Looking At the Effects of Media on Children
The Academy of Pediatrics says "More than one thousand scientific studies and reviews conclude that long exposure to media violence escalates the risk of aggressive behavior in certain children, numbs them to violence and makes them have confidence in the world a 'meaner and scarier' place than it is." If children begin to consider this type of violence is normal behavior these views are often said to be hard to change later on in life. This is comparable to the studies of domestic violence where children who are open to violence either develop to be offenders or targets because they trust that what they are showed is the norm. One case that brought the fear of violence in media is the Columbine incident (Ilbo, 2009).

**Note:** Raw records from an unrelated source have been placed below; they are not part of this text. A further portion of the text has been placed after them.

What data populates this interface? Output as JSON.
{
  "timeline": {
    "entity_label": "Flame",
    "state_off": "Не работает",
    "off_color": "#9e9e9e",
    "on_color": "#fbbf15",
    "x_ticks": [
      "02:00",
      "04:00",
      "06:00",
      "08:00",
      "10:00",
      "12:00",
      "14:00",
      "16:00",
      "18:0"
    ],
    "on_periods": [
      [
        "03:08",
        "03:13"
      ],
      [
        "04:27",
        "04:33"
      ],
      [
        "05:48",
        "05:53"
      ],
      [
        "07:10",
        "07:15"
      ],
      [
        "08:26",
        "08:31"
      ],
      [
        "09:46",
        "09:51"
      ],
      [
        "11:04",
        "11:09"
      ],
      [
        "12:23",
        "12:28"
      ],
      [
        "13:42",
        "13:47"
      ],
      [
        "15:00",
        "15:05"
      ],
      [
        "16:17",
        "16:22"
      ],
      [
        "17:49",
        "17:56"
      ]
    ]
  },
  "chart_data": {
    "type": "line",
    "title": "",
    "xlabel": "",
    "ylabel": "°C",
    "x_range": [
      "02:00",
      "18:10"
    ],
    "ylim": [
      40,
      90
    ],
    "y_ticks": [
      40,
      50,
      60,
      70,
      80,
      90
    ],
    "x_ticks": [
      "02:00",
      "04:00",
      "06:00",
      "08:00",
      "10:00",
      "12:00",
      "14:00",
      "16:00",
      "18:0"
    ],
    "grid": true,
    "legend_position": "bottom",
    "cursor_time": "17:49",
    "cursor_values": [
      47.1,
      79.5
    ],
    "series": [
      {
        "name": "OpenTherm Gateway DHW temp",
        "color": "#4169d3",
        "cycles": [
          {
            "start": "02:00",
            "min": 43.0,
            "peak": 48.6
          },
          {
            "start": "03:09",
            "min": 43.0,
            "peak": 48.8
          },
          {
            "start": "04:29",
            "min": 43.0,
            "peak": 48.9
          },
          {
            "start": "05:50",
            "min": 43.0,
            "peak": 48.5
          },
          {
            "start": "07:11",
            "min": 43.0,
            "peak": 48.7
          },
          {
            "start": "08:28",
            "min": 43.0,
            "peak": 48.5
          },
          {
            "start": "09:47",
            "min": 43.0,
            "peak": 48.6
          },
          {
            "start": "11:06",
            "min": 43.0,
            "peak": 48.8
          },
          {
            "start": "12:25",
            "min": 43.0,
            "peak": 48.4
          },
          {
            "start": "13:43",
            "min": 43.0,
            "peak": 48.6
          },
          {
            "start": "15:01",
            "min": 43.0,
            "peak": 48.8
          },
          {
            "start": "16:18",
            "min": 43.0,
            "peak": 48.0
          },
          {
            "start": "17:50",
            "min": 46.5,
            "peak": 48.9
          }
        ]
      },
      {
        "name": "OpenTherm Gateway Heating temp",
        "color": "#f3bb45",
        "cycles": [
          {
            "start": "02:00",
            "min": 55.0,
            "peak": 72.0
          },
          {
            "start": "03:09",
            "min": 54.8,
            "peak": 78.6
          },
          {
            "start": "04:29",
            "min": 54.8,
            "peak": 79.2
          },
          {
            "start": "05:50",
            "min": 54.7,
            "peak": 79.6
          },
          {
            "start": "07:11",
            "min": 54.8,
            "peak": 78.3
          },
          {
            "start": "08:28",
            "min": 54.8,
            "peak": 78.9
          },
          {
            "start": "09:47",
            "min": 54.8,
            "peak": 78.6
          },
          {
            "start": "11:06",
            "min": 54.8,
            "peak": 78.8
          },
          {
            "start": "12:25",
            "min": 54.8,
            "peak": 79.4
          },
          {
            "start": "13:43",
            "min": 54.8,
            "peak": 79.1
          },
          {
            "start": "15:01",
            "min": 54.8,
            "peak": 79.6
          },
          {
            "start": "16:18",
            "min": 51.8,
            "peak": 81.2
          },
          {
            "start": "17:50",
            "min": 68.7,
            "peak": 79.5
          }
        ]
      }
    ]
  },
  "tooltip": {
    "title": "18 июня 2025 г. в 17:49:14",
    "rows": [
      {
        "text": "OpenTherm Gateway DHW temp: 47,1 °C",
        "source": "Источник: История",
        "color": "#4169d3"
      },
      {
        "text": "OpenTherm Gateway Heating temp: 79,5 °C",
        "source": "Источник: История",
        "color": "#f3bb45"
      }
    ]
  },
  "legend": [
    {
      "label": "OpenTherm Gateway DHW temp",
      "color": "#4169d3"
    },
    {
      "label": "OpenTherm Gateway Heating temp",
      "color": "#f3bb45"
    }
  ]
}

The two young men that committed this act of violence were said to have occupied themselves to many hours of violent video games. Their introduction to violence is said to have been the reason since the children involved in Columbine came from secure home environments with active parental influence. As with Michael Carneal, from Kentucky, who in 1997 gunshot and murdered three of his classmates, he too was likewise said to have been a video game addict. Michael Breen an attorney in the case against Michael Carneal stated in court; "Michael Carneal clipped off nine shots in a 10-second period. Eight of those gunshots were hits. Three were head and neck shots and were kills. That is way beyond the military standard for expert marksmanship. This was a kid who had never fired a pistol in his life, but because of his obsession with computer games he had turned himself into an expert marksman" (Ivory, 2003), (Hanson, 1999, p. 15). These two cases in a whole may be small evidence however, shows that violent media play a role in such violence.
In fact, the child who is being presented with an over-abundance of adult life conflicts and desires ends up being pushed toward grownup ideas tends to become afraid of growing up and is therefore stunted in his maturation process.
In conclusion, learning about the Media is a Way of Learning about Us. What mostly our society is bound to be for the media affects us in terms of reasoning, reacting and developing. It is very important to learn the media.